Killers of the Flower Moon: The Osage Murders and the Birth of the FBI – David Grann

Killers of the Flower Moon FBI

Killers of the Flower Moon is a shocking true crime story, uncovering a chilling American conspiracy of calculated, cold-blooded murder in a very recent “wild west”.

It really is captivating reading. I don’t read a lot of true crime but I hoovered through this.. (see what I did there).

And it’s not at all surprising to me that we’ll be seeing this story played out on the big screen. Work on the film is underway, apparently starring Leonardo DiCaprio.

Finally, with my interest as an anthropology student piqued, I plan to read more about the Native American people. Growing up down under we don’t learn a lot of American history.


In the 1920s, the richest people per capita in the world were members of the Osage Nation in Oklahoma. After oil was discovered beneath their land, the Osage rode in chauffeured automobiles, built mansions, and sent their children to study in Europe. Then, one by one, the Osage began to be killed off. The family of an Osage woman, Mollie Burkhart, became a prime target. One of her relatives was shot. Another was poisoned. And it was just the beginning, as more and more Osage were dying under mysterious circumstances, and many of those who dared to investigate the killings were themselves murdered.

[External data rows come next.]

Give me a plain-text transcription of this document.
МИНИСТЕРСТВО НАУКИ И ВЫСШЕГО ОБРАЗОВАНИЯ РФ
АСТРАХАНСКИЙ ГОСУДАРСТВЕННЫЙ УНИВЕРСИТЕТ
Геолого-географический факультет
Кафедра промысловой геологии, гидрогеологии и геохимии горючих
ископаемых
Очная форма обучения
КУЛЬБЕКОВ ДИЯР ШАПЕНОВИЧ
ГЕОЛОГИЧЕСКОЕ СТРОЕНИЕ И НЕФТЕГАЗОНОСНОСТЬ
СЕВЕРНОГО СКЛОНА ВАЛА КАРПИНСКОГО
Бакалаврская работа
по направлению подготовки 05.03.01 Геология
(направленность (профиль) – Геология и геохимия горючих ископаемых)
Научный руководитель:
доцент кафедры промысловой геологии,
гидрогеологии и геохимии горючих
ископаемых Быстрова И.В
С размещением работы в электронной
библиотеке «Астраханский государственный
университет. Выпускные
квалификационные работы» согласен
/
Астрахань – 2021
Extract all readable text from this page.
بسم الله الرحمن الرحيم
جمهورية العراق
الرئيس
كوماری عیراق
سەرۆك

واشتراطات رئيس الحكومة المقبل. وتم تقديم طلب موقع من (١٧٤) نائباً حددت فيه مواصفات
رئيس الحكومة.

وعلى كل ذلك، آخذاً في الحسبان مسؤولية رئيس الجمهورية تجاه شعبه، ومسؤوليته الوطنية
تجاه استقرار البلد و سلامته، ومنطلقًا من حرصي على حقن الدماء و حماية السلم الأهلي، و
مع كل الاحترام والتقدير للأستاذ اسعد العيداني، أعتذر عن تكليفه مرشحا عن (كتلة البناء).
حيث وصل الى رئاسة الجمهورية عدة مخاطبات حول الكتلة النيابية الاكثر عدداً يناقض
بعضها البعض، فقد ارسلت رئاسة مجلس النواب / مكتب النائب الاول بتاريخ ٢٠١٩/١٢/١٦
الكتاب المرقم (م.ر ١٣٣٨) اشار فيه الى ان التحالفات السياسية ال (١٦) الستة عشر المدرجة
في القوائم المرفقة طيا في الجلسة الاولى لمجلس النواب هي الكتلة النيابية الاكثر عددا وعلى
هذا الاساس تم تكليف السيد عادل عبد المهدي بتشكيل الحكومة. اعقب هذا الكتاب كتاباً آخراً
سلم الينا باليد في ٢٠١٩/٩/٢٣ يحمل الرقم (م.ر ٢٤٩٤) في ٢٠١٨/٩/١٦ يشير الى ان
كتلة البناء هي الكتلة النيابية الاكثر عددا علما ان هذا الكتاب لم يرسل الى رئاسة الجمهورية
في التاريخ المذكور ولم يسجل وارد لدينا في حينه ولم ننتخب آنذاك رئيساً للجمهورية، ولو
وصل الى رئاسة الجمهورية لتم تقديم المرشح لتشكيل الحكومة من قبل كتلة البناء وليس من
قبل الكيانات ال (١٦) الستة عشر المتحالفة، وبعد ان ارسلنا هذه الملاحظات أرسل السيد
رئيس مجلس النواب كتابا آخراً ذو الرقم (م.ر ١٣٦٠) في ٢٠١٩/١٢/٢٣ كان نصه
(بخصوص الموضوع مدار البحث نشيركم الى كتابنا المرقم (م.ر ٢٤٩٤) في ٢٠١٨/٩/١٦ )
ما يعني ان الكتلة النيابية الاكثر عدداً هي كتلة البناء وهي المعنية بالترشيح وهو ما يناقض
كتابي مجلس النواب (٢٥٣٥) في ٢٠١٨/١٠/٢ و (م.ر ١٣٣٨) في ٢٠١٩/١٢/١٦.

As the death toll rose, the newly created FBI took up the case, and the young director, J. Edgar Hoover, turned to a former Texas Ranger named Tom White to try to unravel the mystery. White put together an undercover team, including a Native American agent who infiltrated the region, and together with the Osage began to expose one of the most chilling conspiracies in American history.

My book #9 in 2019

Killers of the Flower Moon: The Osage Murders and the Birth of the FBI

MY RATING: ⭐️⭐️⭐️⭐️

AWARDS AND RECOGNITION: Time Magazine’s top 10 non-fiction of 2017; NY Times Notable Book; National Book Award Finalist; Andrew Carnegie Medal Nominee for Nonfiction 2018; Long listed for Man Booker 2018; Edgar Award for Best Fact Crime 2018.